The iPhone is insecure, the iPod is unreliable, and OS X is a virus target waiting to happen. But that’s not all.
If you have been running Mac OS X since 10.2.8 or before, and your password has more than 8 characters, your upgrade to Leopard will cause you to lose access to your user account. That means booting up into single-user mode.
How on earth did:
a. This bug get introduced
b. This bug not get detected at some point during development
c. Anything change in password management between the 10.2 and 10.3 series?
My alternate password has 9 characters, so if I was a Mac user I’d pretty much be buggered. I thought the "Industrial-strength Unix base" would follow Unix convention and put hashed passwords into /etc/shadow with an appropriate salt. Now that I’m thinking about it, the whole thing sounds like a 1-number-out programmer error is to blame when determining the salt to use, but I still can’t imagine how any Apple developer would even touch such a time-tested authentication system; unless of course it was "enhanced" (crippled) by Apple at some point for some godforsaken reason.
We all know that Apple was going to lock down the iPhone until hackers made a mockery of its "closed platform"; well now Apple wants to lock down your entire computer so you don’t have administrative access. More likely is that their shithouse modifications to the authentication system have completely buggered up the sudoers file too, converting the default administrator account to a standard account.
Sigh. And Apple wonders why only Mac zealots want to run OS X on servers.

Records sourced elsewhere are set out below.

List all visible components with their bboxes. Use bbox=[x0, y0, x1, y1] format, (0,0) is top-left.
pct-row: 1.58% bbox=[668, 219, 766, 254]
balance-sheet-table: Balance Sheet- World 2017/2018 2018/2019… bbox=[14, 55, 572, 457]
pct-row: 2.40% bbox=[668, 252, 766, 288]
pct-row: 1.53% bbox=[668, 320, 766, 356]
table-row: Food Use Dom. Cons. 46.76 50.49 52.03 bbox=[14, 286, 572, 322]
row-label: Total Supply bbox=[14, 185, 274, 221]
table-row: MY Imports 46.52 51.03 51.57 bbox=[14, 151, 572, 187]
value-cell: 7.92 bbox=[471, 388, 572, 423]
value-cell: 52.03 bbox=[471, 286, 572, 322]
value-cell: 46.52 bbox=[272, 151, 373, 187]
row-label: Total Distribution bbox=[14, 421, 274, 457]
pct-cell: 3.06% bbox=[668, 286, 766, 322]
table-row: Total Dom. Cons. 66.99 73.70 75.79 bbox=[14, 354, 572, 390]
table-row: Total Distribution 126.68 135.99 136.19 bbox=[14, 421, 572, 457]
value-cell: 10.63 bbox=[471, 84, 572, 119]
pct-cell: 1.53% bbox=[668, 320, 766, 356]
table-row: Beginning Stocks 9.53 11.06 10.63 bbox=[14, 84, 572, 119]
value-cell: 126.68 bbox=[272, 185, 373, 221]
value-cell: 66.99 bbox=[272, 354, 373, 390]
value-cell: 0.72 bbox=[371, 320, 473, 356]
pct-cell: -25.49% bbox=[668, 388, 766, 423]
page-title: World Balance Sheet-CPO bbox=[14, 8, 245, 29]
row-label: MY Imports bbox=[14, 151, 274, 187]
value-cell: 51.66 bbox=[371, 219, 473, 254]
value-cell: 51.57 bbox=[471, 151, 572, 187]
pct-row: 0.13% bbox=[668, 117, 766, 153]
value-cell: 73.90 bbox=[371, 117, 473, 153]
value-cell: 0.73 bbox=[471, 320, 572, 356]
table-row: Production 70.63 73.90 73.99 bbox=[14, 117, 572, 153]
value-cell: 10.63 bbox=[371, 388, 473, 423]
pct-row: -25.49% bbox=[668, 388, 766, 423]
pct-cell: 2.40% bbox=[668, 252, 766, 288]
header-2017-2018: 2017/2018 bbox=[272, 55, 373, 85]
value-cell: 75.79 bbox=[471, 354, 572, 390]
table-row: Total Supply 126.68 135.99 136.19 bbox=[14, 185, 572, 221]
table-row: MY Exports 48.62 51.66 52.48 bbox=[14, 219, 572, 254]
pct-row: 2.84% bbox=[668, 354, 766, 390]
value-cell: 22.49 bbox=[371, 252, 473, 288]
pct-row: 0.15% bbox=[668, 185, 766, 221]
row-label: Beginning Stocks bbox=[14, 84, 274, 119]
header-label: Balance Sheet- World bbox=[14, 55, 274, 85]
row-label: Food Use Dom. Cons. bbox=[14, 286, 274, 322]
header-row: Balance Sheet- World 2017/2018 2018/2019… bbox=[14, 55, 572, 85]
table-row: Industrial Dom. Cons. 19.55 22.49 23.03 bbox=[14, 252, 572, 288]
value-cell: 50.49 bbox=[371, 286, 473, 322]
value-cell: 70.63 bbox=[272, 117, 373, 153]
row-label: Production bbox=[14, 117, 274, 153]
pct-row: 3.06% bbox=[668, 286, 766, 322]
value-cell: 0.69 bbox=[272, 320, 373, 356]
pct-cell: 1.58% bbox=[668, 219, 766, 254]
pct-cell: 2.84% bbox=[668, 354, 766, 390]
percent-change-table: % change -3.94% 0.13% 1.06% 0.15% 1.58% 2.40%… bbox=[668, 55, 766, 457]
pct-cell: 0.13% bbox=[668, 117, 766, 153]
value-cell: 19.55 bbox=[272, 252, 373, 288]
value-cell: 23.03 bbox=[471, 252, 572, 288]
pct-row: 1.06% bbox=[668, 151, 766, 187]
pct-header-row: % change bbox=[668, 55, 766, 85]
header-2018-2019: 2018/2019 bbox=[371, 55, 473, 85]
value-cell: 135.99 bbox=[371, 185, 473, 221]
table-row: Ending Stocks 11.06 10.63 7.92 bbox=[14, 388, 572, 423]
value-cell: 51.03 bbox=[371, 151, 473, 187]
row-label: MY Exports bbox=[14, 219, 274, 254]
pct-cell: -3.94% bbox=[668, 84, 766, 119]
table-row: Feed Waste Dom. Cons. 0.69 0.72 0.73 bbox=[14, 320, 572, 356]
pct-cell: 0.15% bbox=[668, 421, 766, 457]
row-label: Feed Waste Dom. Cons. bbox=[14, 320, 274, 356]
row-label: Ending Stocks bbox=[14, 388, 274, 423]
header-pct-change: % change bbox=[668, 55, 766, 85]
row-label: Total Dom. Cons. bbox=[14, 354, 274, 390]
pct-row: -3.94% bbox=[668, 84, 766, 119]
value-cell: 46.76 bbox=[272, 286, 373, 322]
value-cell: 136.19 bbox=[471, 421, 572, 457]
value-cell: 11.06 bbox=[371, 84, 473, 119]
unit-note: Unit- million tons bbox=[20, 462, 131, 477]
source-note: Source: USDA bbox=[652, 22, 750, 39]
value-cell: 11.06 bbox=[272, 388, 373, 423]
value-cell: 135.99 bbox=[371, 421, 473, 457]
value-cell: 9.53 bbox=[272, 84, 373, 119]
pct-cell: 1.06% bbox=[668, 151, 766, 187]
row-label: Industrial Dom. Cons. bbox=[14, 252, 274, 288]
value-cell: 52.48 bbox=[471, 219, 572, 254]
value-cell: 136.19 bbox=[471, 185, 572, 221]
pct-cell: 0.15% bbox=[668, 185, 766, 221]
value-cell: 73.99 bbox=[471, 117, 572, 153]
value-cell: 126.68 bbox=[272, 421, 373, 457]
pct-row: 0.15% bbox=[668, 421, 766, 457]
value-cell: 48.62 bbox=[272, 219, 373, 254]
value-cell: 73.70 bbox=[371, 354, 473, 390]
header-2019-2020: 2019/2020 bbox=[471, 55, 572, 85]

The article where I learnt about these security-related problems also yields some very telling comments from readers:
I currently have one account on my PowerBook G4, which is an admin
account. I know, I should really run as a standard user, but it’s
tiring having to enter a password every time I install a new app or
move something in the hdd folder. So, should I create a second admin
account?
No, moron! You’re already logging into one too many administrator accounts. STOP LOGGING IN AS ROOT. Log in as ordinary user and accept that you have to enter your password occasionally. Security through obscurity (PPC chip) has saved you thus far, but don’t push your luck; if you downloaded a virus or some sort of malicious script tonight, your computer would be completely compromised, and many late Unix veterans would be spinning in their graves.

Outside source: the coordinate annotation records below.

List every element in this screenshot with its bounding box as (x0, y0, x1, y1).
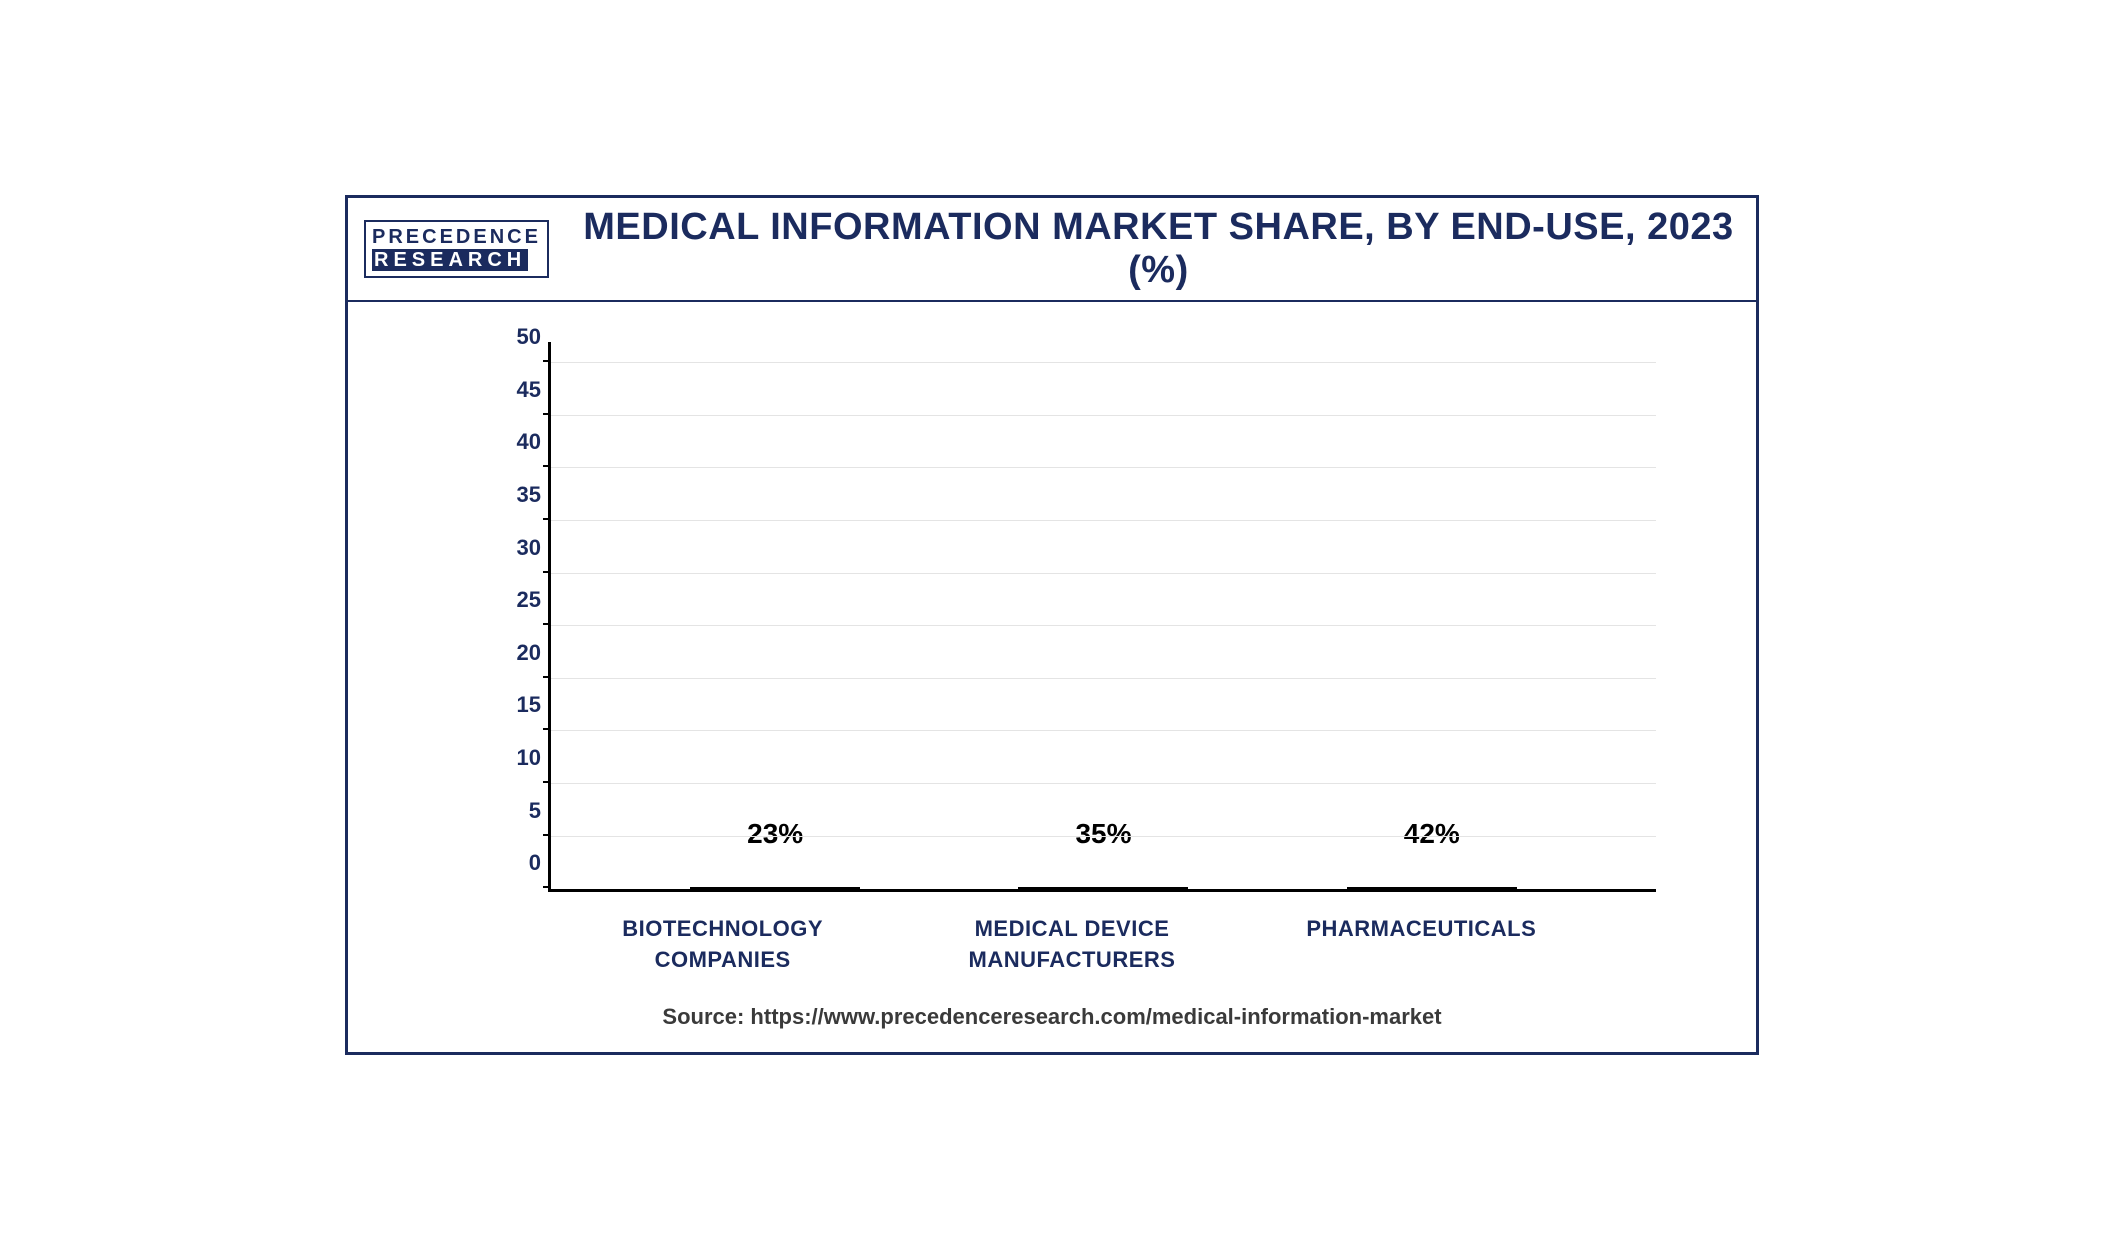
bar-value-label: 35% (1075, 818, 1131, 850)
plot-region: 23%35%42% 05101520253035404550 (548, 342, 1656, 892)
y-tick-mark (543, 834, 551, 836)
logo-line1: PRECEDENCE (372, 227, 541, 247)
chart-frame: PRECEDENCE RESEARCH MEDICAL INFORMATION … (345, 195, 1759, 1055)
gridline (551, 678, 1656, 679)
y-tick-mark (543, 623, 551, 625)
y-tick-label: 5 (501, 798, 541, 824)
logo: PRECEDENCE RESEARCH (364, 220, 549, 278)
chart-title: MEDICAL INFORMATION MARKET SHARE, BY END… (577, 206, 1740, 292)
y-tick-mark (543, 465, 551, 467)
y-tick-label: 30 (501, 535, 541, 561)
y-tick-mark (543, 360, 551, 362)
bar-group: 42% (1302, 887, 1562, 889)
y-tick-label: 20 (501, 640, 541, 666)
gridline (551, 573, 1656, 574)
bar-value-label: 23% (747, 818, 803, 850)
x-axis-label: PHARMACEUTICALS (1281, 914, 1561, 976)
x-axis-label: MEDICAL DEVICE MANUFACTURERS (932, 914, 1212, 976)
logo-line2: RESEARCH (372, 249, 528, 271)
y-tick-mark (543, 676, 551, 678)
y-tick-label: 25 (501, 587, 541, 613)
y-tick-mark (543, 781, 551, 783)
source-text: Source: https://www.precedenceresearch.c… (348, 986, 1756, 1052)
gridline (551, 730, 1656, 731)
bar-value-label: 42% (1404, 818, 1460, 850)
y-tick-label: 50 (501, 324, 541, 350)
x-axis-label: BIOTECHNOLOGY COMPANIES (583, 914, 863, 976)
chart-area: 23% 35% 42% 0 5 10 15 20 25 30 35 40 45 50 BIOTECHNO… (348, 302, 1756, 986)
bar-group: 23% (645, 887, 905, 889)
x-axis-labels: BIOTECHNOLOGY COMPANIES MEDICAL DEVICE MA… (408, 902, 1696, 976)
gridline (551, 362, 1656, 363)
gridline (551, 836, 1656, 837)
bar (690, 887, 860, 889)
chart-plot-container: 23%35%42% 05101520253035404550 (508, 332, 1656, 902)
bar (1018, 887, 1188, 889)
bar-group: 35% (973, 887, 1233, 889)
bar (1347, 887, 1517, 889)
header: PRECEDENCE RESEARCH MEDICAL INFORMATION … (348, 198, 1756, 302)
bars-container: 23% 35% 42% (551, 342, 1656, 889)
y-tick-label: 0 (501, 850, 541, 876)
y-tick-mark (543, 728, 551, 730)
gridline (551, 520, 1656, 521)
y-tick-mark (543, 518, 551, 520)
gridline (551, 783, 1656, 784)
y-tick-label: 10 (501, 745, 541, 771)
y-tick-mark (543, 413, 551, 415)
y-tick-label: 45 (501, 377, 541, 403)
y-tick-mark (543, 886, 551, 888)
y-tick-label: 40 (501, 429, 541, 455)
y-tick-mark (543, 571, 551, 573)
y-tick-label: 35 (501, 482, 541, 508)
y-tick-label: 15 (501, 692, 541, 718)
gridline (551, 467, 1656, 468)
gridline (551, 415, 1656, 416)
gridline (551, 625, 1656, 626)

And as for your suggestion of creating a second admin account: Well, you’re doubling your chances of getting your passwords cracked. It’s a really dumb idea to have two admin accounts for one user, for this purpose (and for others).
My accounts disappeared and they each had a 1 character password. I haven’t seen this mentioned anywhere so far.
Congratulations, you get my vote for non-Windows-computing dumbass of the year. What is the point of a password if it’s one character? It can be cracked in less than a quarter of a second, even if it’s not alphanumeric. You wouldn’t have known this, but various hashing techniques can be dehashed fairly easily too if it’s just hiding one character. I hope for your sake that Apple uses a salt to make the hashing stronger.
No websites will let you have a password that is less than 4 characters; didn’t it occur to you to use the same password for the web as you do for the computer, and therefore have a stronger computer password?